Com um sentimento de entusiasmo, ele refletiu que ninguém sabia o que ele havia feito, nem o que planejava fazer em seguida. Ele chupou o dedo médio, feliz e plácido, recostado na parede morna ao sol fraco de abril, seu olhar voltado à casa do outro lado da rua.

Não era uma casa elegante. Comum. Inegavelmente um lugar melhor para morar do que o minúsculo apartamento onde sacos de lixo preto com as roupas enrijecidas de sangue de ontem aguardavam incineração, e onde suas facas, reluzentes depois de lavadas com água sanitária, haviam sido socadas em um compartimento debaixo da pia da cozinha.

Esta casa tinha um pequeno quintal na frente, uma cerca preta de metal e o gramado que precisava ser podado. Duas portas brancas haviam sido espremidas lado a lado, dando a entender que a construção de três andares fora convertida em apartamentos superiores e inferiores. Uma garota chamada Robin Ellacott morava no térreo. Mesmo que estivesse determinado a descobrir o seu verdadeiro nome, ele mentalmente a chamava de A Secretária. Ele acabara de vê-la passando em frente à janela projetada, facilmente reconhecida pelo seu cabelo brilhante.

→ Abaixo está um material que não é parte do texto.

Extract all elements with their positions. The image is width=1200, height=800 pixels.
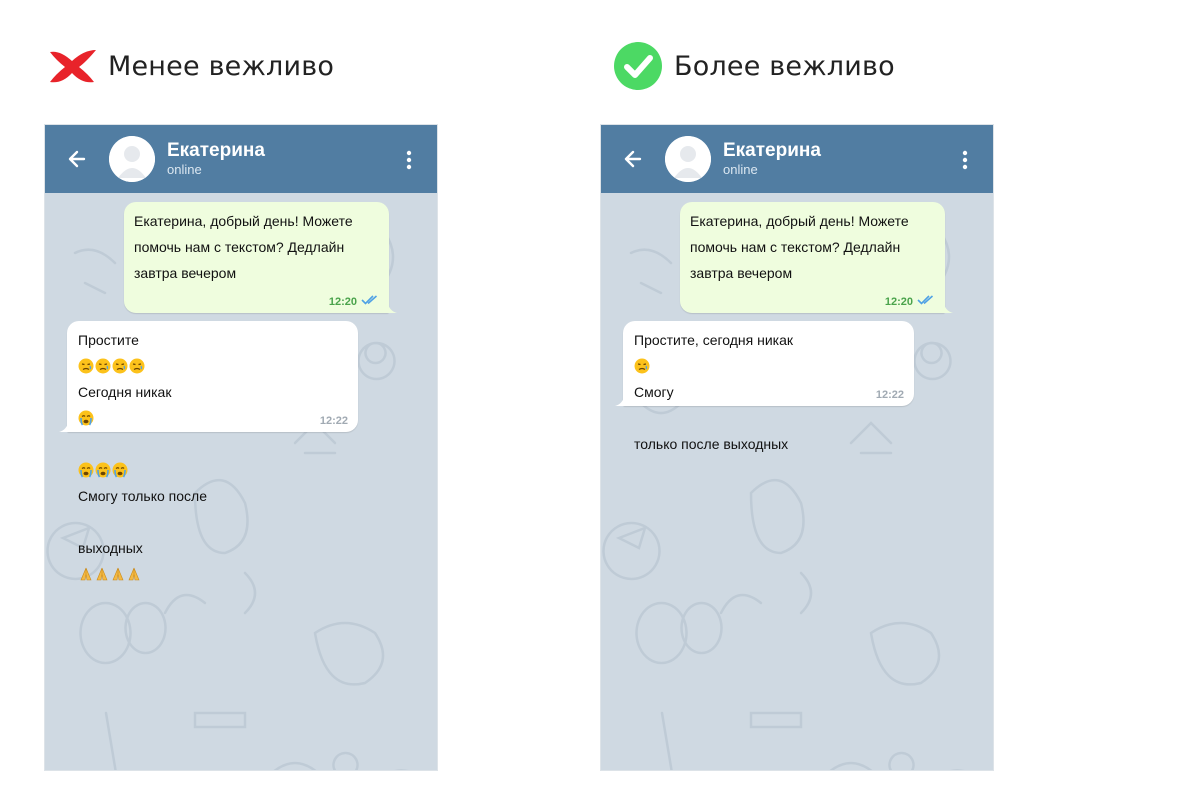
sad-face-emoji [129, 358, 145, 374]
red-cross-icon [46, 40, 98, 92]
praying-hands-emoji [94, 566, 110, 582]
chat-header: Екатерина online [45, 125, 437, 193]
avatar[interactable] [109, 136, 155, 182]
message-text-part: Сегодня никак [78, 384, 172, 400]
bubble-tail [943, 301, 953, 313]
contact-info[interactable]: Екатерина online [167, 140, 265, 178]
message-time: 12:22 [875, 389, 904, 401]
contact-name: Екатерина [167, 140, 265, 161]
outgoing-message[interactable]: Екатерина, добрый день! Можете помочь на… [680, 202, 953, 313]
message-text-part: Смогу только после [78, 488, 207, 504]
more-options-icon[interactable] [953, 147, 977, 173]
bubble-tail [59, 420, 69, 432]
heading-less-polite: Менее вежливо [46, 40, 334, 92]
message-text-part: Простите [78, 332, 139, 348]
heading-more-polite: Более вежливо [612, 40, 895, 92]
incoming-message[interactable]: Простите Сегодня никак Смогу только посл… [59, 321, 358, 581]
contact-status: online [167, 162, 202, 177]
praying-hands-emoji [126, 566, 142, 582]
message-text-part: Смогу [634, 384, 674, 400]
message-time: 12:22 [319, 415, 348, 427]
contact-status: online [723, 162, 758, 177]
chat-header: Екатерина online [601, 125, 993, 193]
green-check-icon [612, 40, 664, 92]
double-check-icon [361, 295, 379, 308]
back-arrow-icon[interactable] [616, 142, 650, 176]
message-time: 12:20 [884, 295, 913, 308]
double-check-icon [917, 295, 935, 308]
heading-text: Более вежливо [674, 50, 895, 82]
message-text-part: выходных [78, 540, 143, 556]
message-text: Простите Сегодня никак Смогу только посл… [78, 327, 358, 587]
message-text-part: Простите, сегодня никак [634, 332, 794, 348]
crying-face-emoji [78, 410, 94, 426]
contact-info[interactable]: Екатерина online [723, 140, 821, 178]
sad-face-emoji [634, 358, 650, 374]
sad-face-emoji [78, 358, 94, 374]
crying-face-emoji [112, 462, 128, 478]
message-text-part: только после выходных [634, 436, 789, 452]
chat-screen-more-polite: Екатерина online Екатерина, добрый день!… [600, 124, 994, 771]
message-time: 12:20 [328, 295, 357, 308]
avatar[interactable] [665, 136, 711, 182]
outgoing-message[interactable]: Екатерина, добрый день! Можете помочь на… [124, 202, 397, 313]
bubble-tail [615, 394, 625, 406]
bubble-tail [387, 301, 397, 313]
message-text: Екатерина, добрый день! Можете помочь на… [134, 213, 353, 281]
praying-hands-emoji [78, 566, 94, 582]
incoming-message[interactable]: Простите, сегодня никак Смогу только пос… [615, 321, 914, 452]
heading-text: Менее вежливо [108, 50, 335, 82]
more-options-icon[interactable] [397, 147, 421, 173]
back-arrow-icon[interactable] [60, 142, 94, 176]
contact-name: Екатерина [723, 140, 821, 161]
sad-face-emoji [112, 358, 128, 374]
message-text: Екатерина, добрый день! Можете помочь на… [690, 213, 909, 281]
crying-face-emoji [95, 462, 111, 478]
crying-face-emoji [78, 462, 94, 478]
message-text: Простите, сегодня никак Смогу только пос… [634, 327, 914, 457]
chat-screen-less-polite: Екатерина online Екатерина, добрый день!… [44, 124, 438, 771]
praying-hands-emoji [110, 566, 126, 582]
sad-face-emoji [95, 358, 111, 374]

Observar A Secretária era um extra, um bônus prazeroso. Ele tinha algumas horas de folga, então decidira vir e olhar para ela. Hoje era um dia de descanso, entre as glórias de ontem e de amanhã, entre a satisfação do que fora feito e a empolgação para o que aconteceria em seguida.

A porta da direita se abriu inesperadamente e A Secretária saiu, acompanhada de um homem.

Ainda encostado na parede morna, ele fitava o resto da rua, com a silhueta voltada para eles de tal modo que parecesse estar esperando por um amigo. Nenhum dos dois prestou atenção nele. Eles se afastaram subindo a rua, lado a lado. Depois de lhes dar um minuto de vantagem, ele decidiu segui-los.

Ela usava jeans, uma jaqueta leve e botas rasteiras. O longo cabelo ondulado ficava ligeiramente ruivo agora que ele a via sob a luz do sol. Ele pensou notar uma certa limitação entre o casal, que não conversava entre si.

Ele era bom em desvendar pessoas. Ele havia desvendado e seduzido a garota que morrera ontem entre as toalhas cor de pêssego encharcadas de sangue.

Mais adiante na longa rua residencial, ele os acompanhava com as mãos nos bolsos, vagando como se fosse em direção às lojas, os óculos de sol adequados para esta brilhante manhã. As árvores balançavam suavemente com a leve brisa da primavera. No fim da rua, a dupla à frente virou à esquerda em uma avenida larga, movimentada, ladeada por escritórios. Janelas de vidro cintilavam com os raios de sol à medida que eles passavam pelo prédio da câmara municipal de Ealing.

Agora, o colega de quarto, ou namorado, ou o que quer que ele fosse – vaidoso e de maxilar quadrado – d’A Secretaria estava falando com ela. Ela respondeu rapidamente e não sorriu.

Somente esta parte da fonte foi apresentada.